では、8Kテレビには4Kテレビにはない魅力が果たしてあるのだろうか。

 確かにコストパフォーマンス的にはまだ厳しいが、8Kテレビの圧倒的な解像度は、4Kにはない臨場感と没入感があると言い切れる。

 SHV(スーパーハイビジョン)と呼んでいた時代から8Kに力を入れ続けているNHKが渾身の力で撮影したからか、8Kの映像の表現力は圧倒的だ。以前「3Dテレビ」が登場して普及しなかったが、8K映像の場合はまるで“裸眼3D映像”を見ているような立体感が感じられる。テレビの枠の内側にリアルな世界が広がっているような印象すら覚えるのだから不思議だ。

 その臨場感、表現力は60インチでも十分に感じられるが、60インチなら4Kで十分という感じもしてしまう。70インチあたりが8Kテレビを十分に味わえるサイズの下限と考えてもいいのではないだろうか。

4Kコンテンツは拡大してきたが、8Kはコンテンツ不足の問題も

 8Kテレビの場合、コンテンツ不足という課題もある。4Kコンテンツは先述のようにVOD、放送波、ディスク(Ultra HD Blu-ray)と選択肢が増えているが、8Kの場合は12月1日のスタート時点で「NHK BS 8K」の1チャンネルのみとなる。

 NHK BS 8Kは当初10時~22時10分までの放送を予定している。8Kテレビを存分に楽しみたいのであれば、AQUOS 8Kと組み合わせて8K放送を録画できる8K対応USBハードディスク「8R-C80A1」(予想実勢価格13万円前後)も必要になるだろう。このハードディスクには約170時間の8K放送を録画できるので、8Kコンテンツの迫力を存分に味わえるはずだ。
4K、8Kの衛星放送開始まで半年となり開かれたセレモニー=2018年6月1日午後、東京都内のホテル(共同)
4K、8Kの衛星放送開始まで半年となり開かれたセレモニー=2018年6月1日午後、東京都内のホテル(共同)
 とはいえ、今後の課題は多い。現状(12月1日のスタート時点)で楽しめる8KコンテンツはNHK BS 8Kの1チャンネルのみで、今後どのようなロードマップで8Kチャンネルが確保されるのかはまだ詳しく決まっているわけではない。8KコンテンツはフルHDの16倍、4Kに比べても4倍の解像度を持つため、必要な電波帯域(ネット配信の場合は通信帯域)も大きくなる。

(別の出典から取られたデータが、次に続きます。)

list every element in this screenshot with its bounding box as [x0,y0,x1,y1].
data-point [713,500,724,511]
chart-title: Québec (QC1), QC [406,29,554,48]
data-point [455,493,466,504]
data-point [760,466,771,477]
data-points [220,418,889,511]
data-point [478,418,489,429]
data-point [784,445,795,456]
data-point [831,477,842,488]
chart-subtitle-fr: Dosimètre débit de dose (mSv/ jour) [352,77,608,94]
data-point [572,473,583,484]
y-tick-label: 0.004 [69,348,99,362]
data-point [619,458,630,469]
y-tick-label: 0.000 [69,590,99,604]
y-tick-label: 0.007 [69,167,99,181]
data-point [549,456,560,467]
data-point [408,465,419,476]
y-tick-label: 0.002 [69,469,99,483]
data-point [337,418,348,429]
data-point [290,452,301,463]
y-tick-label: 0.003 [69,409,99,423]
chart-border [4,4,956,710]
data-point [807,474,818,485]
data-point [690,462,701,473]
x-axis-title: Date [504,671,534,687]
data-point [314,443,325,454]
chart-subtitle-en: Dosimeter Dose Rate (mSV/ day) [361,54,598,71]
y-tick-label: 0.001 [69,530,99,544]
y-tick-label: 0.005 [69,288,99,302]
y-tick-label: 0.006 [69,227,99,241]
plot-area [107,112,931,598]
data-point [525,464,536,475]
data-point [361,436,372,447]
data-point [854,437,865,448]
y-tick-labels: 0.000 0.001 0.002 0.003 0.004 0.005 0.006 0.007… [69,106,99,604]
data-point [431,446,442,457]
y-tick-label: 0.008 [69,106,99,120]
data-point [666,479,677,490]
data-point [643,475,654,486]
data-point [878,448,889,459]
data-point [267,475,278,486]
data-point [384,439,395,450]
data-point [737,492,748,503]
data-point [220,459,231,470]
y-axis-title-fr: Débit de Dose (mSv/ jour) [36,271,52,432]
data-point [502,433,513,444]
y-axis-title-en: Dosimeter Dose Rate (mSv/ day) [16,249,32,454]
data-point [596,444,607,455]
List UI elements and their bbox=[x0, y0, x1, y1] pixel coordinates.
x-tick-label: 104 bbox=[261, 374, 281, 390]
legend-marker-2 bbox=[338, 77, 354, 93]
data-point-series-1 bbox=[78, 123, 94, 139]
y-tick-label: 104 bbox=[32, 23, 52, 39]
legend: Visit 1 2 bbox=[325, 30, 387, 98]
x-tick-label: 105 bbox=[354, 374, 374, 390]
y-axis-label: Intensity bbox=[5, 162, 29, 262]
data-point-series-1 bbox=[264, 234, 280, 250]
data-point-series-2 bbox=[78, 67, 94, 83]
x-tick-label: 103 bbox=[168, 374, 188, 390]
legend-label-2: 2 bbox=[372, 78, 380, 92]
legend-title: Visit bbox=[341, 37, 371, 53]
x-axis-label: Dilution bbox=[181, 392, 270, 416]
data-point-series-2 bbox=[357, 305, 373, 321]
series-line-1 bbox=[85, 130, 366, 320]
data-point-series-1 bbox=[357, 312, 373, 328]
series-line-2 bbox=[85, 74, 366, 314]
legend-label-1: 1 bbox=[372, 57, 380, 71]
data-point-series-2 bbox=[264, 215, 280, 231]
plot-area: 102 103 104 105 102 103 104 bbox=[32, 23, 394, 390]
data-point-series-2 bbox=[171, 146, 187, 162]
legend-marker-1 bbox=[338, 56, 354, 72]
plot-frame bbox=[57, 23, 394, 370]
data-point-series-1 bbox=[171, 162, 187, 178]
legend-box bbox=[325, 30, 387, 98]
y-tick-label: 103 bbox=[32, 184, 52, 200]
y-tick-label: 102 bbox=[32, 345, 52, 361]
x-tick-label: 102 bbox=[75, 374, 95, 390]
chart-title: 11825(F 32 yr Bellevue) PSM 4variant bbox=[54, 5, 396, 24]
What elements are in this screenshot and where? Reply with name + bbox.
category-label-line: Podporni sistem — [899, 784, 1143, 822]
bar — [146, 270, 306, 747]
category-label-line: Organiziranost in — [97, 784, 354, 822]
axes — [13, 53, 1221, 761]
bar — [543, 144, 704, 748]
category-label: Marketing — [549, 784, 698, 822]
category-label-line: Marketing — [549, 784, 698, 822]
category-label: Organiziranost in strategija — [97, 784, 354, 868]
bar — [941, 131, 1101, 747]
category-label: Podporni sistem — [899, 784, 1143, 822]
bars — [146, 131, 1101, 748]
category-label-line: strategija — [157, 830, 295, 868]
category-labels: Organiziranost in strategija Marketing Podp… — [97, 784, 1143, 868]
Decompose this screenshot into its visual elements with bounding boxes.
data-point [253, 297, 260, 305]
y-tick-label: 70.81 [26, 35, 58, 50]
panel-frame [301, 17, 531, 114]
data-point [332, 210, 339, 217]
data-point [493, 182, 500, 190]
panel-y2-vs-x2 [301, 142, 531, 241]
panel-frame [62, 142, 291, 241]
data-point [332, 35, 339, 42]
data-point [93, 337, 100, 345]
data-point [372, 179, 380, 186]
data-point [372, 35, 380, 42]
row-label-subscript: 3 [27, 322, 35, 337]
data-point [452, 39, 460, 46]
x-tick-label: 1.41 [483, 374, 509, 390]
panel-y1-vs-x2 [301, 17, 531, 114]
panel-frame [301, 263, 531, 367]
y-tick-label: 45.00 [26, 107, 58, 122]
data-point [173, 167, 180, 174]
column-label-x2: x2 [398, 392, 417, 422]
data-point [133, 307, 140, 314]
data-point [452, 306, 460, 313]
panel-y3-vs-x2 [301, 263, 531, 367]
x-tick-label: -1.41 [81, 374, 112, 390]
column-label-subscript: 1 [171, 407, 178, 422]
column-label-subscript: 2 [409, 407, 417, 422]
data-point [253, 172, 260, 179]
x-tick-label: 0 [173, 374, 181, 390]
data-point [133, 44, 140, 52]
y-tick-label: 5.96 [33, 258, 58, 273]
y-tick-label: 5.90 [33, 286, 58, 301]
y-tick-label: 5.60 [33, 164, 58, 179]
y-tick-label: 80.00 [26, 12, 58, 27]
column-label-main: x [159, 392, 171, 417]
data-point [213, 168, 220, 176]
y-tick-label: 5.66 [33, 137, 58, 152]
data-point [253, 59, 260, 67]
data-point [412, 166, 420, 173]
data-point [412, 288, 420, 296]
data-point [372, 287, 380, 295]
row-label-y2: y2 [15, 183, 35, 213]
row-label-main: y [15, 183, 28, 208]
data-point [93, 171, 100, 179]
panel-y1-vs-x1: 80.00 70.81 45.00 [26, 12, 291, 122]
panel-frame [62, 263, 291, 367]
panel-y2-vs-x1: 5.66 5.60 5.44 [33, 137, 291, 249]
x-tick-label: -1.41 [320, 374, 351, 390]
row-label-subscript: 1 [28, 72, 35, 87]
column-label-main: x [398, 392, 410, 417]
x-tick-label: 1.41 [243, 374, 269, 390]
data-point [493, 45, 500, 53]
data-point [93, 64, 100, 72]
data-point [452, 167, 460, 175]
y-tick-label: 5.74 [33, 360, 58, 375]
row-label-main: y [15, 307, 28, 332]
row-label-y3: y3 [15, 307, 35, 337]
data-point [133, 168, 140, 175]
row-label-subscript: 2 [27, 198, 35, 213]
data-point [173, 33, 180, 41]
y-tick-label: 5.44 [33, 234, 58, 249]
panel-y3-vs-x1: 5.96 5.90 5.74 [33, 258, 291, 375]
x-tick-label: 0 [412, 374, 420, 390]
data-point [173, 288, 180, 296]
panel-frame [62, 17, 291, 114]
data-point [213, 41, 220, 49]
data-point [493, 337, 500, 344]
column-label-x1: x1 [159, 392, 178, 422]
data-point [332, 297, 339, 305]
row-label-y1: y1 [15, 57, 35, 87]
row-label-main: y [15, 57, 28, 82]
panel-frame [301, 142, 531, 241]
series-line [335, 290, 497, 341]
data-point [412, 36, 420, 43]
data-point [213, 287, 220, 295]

 現状では地上波、BS(放送衛星)、CS(通信衛星)ともに帯域がいっぱいになっている。地上波では8K放送どころか、4K放送ですら実施が難しく、それぞれの放送波で帯域の効率化を図りながら新たな4K・8K放送の帯域を生み出そうとしている状況だ。

 4Kテレビはかなり普及してきたが、8Kテレビの普及に向けてはまだかなりのハードルを越えていく必要がありそうだ。

 しかし現状でもコスト面や導入の大変さ(アンテナや分波器などの機器の導入)にさえ目をつぶれば、先述のように8Kテレビには大きな魅力がある。実際にどれだけ違うのか、興味がある方は家電量販店などで実際に比較してみてほしい。